Os tentáculos da santíssima violação de leis e direitos
A semana passada foi repleta de temas polêmicos e angustiantes na esfera política. ''Conversadeira'' de nascença, desejo palpitar em todos. É espacialmente impossível. No aspecto pessoal, estou no olho de uma pororoca.
Publicado 11/03/2009 16:18
Há quase um mês vivo a inusitada situação de cobaia de um Palio Celebration II 2008. Antes de 15 mil km rodados, já passou duas semanas nos estaleiros da Tecar, no último mês. Sábado, dia 7, voltou rebocado, pela terceira vez, dois dias após recebê-lo consertado (?). Aguardo um diagnóstico correto e, o mais importante, que funcione a contento.
A pé, dona de um carro quase zero e já sem garantia de fábrica (completou um ano dia 4!), vivo um tumulto. Como médica, o carro é um dos meus instrumentos de trabalho. Estou, justamente, i-ra-da! Como não paguei por um carro ''bichado'', resta-me a via crucis para fazer valer meus direitos de consumidora, já que ''dar queixa ao bispo'' pode resultar na figura de retórica da excomunhão – sanção simbólica na cultura católica: proibição de receber os sacramentos e de realizar alguns atos eclesiásticos.
Vide o caso da menina de Alagoinha (PE), de 9 anos, violentada pelo padrasto, que engravidou de gêmeos. Correndo risco de vida, teve o duplo direito de interromper a gravidez. Por exercer seus direitos, foi excomungada, juntamente com a mãe, os profissionais de saúde que a atenderam e todas as pessoas que a socorreram em tão dolorosa situação. Ninguém merece os delírios do arcebispo de Recife e Olinda, dom José Cardoso Sobrinho, o excomungador!

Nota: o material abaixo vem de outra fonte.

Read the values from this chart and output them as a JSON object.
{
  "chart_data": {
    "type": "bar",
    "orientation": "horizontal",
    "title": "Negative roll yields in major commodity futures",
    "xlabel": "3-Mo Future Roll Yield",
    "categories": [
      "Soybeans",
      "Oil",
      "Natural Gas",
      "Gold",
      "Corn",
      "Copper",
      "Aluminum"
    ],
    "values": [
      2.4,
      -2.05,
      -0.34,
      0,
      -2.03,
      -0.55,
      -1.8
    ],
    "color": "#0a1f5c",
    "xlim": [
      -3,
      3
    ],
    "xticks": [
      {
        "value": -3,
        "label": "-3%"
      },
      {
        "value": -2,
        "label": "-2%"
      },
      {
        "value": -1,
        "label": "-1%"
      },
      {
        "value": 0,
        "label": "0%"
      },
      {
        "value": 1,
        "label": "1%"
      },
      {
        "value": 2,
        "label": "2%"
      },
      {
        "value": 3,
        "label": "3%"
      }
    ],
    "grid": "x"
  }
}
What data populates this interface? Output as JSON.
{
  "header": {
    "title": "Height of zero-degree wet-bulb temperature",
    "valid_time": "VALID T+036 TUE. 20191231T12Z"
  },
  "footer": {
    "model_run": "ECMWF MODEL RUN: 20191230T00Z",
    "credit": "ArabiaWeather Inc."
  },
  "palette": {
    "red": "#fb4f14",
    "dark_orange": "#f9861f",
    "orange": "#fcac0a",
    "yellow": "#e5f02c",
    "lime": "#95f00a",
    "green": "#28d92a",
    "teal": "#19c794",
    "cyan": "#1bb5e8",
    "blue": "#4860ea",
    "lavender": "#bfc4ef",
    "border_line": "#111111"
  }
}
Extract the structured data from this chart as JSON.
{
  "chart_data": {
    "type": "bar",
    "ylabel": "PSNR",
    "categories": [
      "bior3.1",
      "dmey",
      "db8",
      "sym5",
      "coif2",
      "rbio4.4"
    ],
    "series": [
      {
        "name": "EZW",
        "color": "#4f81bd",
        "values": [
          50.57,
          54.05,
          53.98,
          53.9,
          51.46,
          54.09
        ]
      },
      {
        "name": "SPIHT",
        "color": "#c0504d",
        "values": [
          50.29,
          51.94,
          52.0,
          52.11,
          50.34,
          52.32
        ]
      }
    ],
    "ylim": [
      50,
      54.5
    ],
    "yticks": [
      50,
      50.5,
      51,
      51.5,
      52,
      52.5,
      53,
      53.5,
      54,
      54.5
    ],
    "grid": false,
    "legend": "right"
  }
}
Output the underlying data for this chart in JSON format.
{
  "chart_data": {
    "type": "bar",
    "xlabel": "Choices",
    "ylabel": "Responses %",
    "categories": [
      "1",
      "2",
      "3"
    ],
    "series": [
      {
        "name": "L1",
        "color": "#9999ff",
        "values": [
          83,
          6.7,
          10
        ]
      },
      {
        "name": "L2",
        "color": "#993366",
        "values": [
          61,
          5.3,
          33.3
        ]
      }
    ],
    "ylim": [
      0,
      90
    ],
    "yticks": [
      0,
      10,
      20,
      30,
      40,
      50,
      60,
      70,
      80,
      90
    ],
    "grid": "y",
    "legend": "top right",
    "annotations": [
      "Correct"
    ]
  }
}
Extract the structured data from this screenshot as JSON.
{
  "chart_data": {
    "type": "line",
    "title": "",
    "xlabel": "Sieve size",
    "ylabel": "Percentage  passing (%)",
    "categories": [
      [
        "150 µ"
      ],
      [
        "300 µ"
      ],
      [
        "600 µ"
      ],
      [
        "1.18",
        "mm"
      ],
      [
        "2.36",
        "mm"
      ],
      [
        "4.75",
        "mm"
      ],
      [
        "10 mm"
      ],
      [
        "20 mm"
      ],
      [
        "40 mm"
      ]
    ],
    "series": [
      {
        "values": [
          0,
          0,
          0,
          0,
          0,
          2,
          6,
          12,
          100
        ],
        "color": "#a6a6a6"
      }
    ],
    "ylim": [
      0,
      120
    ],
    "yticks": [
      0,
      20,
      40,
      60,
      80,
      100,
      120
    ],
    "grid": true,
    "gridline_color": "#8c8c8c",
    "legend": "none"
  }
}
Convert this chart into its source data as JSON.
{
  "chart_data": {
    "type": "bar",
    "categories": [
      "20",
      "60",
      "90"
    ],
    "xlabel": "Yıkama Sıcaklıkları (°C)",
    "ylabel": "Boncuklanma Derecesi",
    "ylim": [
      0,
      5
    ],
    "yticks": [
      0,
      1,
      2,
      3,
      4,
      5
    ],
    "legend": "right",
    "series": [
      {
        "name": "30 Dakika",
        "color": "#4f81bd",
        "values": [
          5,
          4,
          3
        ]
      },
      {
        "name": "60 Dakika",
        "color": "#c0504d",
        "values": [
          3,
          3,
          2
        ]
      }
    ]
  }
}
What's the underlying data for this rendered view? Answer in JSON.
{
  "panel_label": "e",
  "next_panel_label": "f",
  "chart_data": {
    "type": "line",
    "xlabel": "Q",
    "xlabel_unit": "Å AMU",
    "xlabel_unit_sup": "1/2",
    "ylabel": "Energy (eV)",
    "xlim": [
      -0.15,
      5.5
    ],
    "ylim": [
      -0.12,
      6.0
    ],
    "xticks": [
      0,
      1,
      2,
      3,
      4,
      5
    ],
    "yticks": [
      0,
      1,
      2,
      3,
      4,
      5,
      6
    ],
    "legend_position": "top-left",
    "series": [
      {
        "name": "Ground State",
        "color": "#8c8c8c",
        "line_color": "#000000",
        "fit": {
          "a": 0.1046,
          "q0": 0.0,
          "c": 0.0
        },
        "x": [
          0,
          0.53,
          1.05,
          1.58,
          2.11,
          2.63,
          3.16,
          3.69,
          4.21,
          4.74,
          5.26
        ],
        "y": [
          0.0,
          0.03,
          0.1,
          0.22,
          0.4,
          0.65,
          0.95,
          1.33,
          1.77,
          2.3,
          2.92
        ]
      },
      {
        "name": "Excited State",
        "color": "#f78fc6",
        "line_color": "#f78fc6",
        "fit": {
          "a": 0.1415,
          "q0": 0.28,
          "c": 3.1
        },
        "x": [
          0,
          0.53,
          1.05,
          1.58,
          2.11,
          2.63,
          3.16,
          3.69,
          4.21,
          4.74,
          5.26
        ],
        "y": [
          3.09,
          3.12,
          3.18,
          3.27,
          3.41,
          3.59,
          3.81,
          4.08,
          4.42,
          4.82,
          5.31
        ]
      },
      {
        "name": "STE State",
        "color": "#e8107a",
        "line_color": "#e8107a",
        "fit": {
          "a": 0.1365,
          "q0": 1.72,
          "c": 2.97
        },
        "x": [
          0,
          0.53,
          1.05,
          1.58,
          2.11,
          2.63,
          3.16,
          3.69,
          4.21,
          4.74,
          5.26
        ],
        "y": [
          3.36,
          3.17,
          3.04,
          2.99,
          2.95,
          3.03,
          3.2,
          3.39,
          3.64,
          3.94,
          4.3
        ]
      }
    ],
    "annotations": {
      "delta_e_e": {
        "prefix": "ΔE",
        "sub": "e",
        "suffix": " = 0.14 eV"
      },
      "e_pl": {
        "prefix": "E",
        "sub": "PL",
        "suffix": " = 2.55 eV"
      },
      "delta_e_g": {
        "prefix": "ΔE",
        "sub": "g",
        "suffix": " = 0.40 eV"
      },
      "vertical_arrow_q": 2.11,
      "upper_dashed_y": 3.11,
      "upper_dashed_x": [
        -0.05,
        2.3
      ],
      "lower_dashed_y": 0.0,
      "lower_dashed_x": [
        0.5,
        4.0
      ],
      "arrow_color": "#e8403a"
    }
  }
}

Até o presidente Lula rompeu o silêncio com que tem agraciado a sua Igreja: ''Como cristão e como católico, lamento profundamente que um bispo da Igreja Católica tenha um comportamento conservador como este. Não é possível permitir que uma menina estuprada pelo padrasto tenha esse filho, até porque a menina corria risco de vida. Acho que, neste aspecto, a medicina está mais correta do que a Igreja. Eu estou dizendo que a medicina está mais correta que a Igreja, e fez o que tinha que ser feito: salvar a vida de uma menina de 9 anos''. Discurso perfeito!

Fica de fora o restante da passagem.